Entrepreneurial activity, especially the kind revolving around Small and Medium Enterprises (SMEs), has been identified by the Botswana Government as one avenue through which economic diversification can be pursued. This study investigates ways in which the Botswana Government can effectively promote entrepreneurial activity. The study relies on existing literature, specifically on policies likely to promote entrepreneurial activity in different contexts. It also relies on empirical evidence from analyses of technical efficiency of Botswana’s SMEs. Technical inefficiency of SMEs is likely to impact on feasibility and profitability of engaging in entrepreneurial activity, with the likelihood that promoting entrepreneurial activity may be difficult to achieve. Improving technical efficiency of these production units is likely to yield economic gains.
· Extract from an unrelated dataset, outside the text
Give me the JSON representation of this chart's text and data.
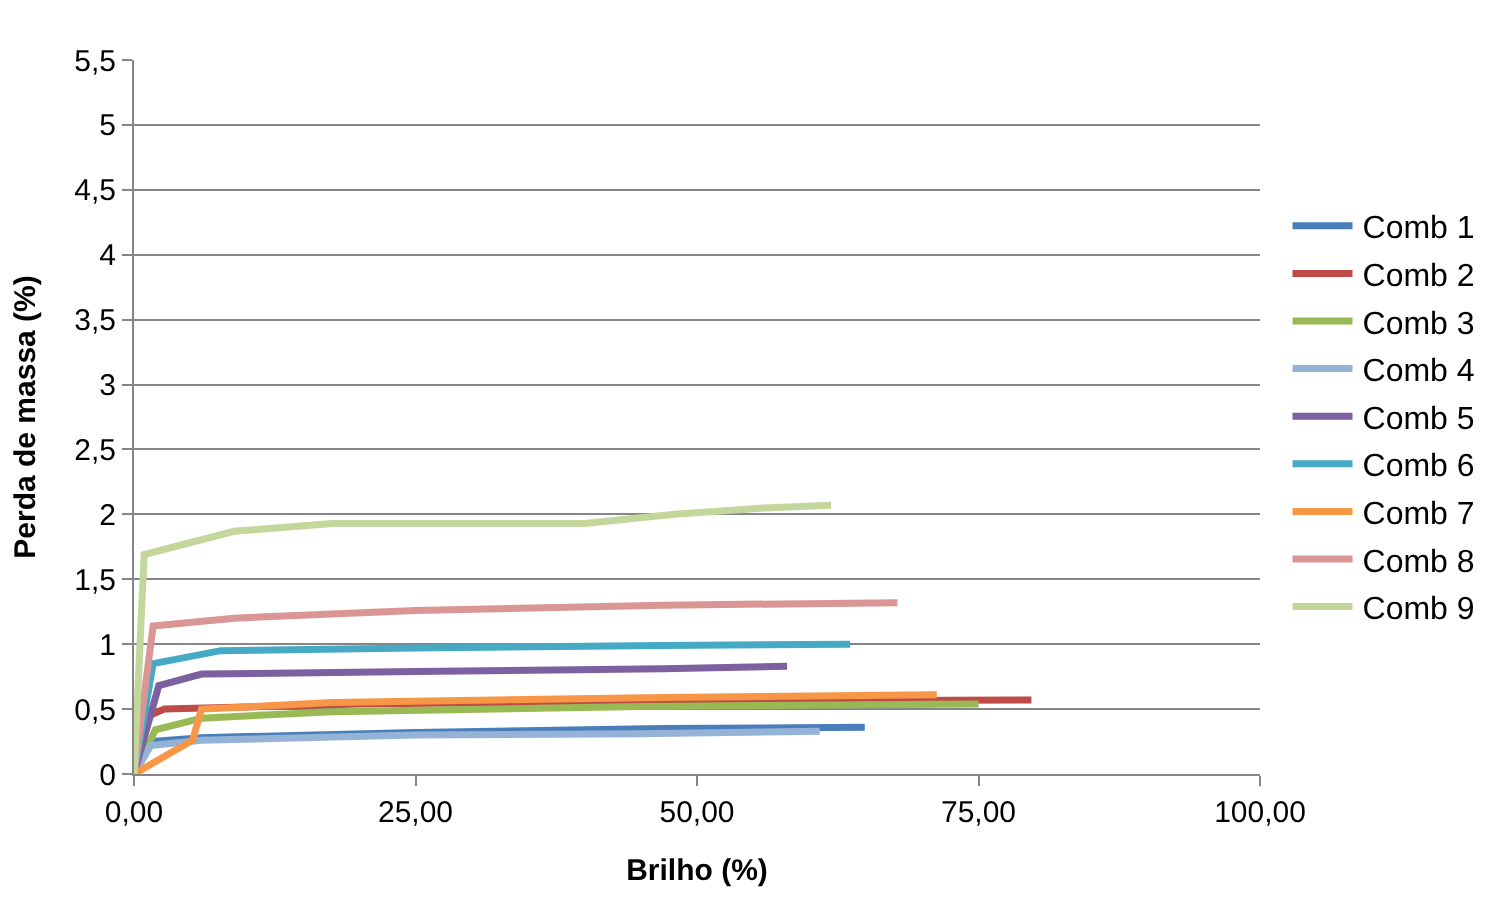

A review of the literature revealed that in designing policies to effectively promote entrepreneurial activity, policy makers must take into cognisance a country’s stage of development as challenges faced by entrepreneurs differ according to stages of development. At Botswana’s present stage of development, well-developed public and private institutions, quality infrastructure, stable macroeconomic environment, healthy and educated workforce, higher education and training, goods market efficiency, labour market efficiency, financial market sophistication, technological readiness, and market size are fundamental. Developing entrepreneurship framework conditions is also paramount. These include availability and accessibility of finance for SMEs, the extent to which public policy gives support to entrepreneurship, the extent to which national research and development leads to new commercial opportunities and is available to SMEs, presence of property rights, entry regulations, presence of programs that directly assist SMEs, the extent to which entrepreneurship education is incorporated in the education system, as well as the extent to which social and cultural norms encourage entrepreneurship.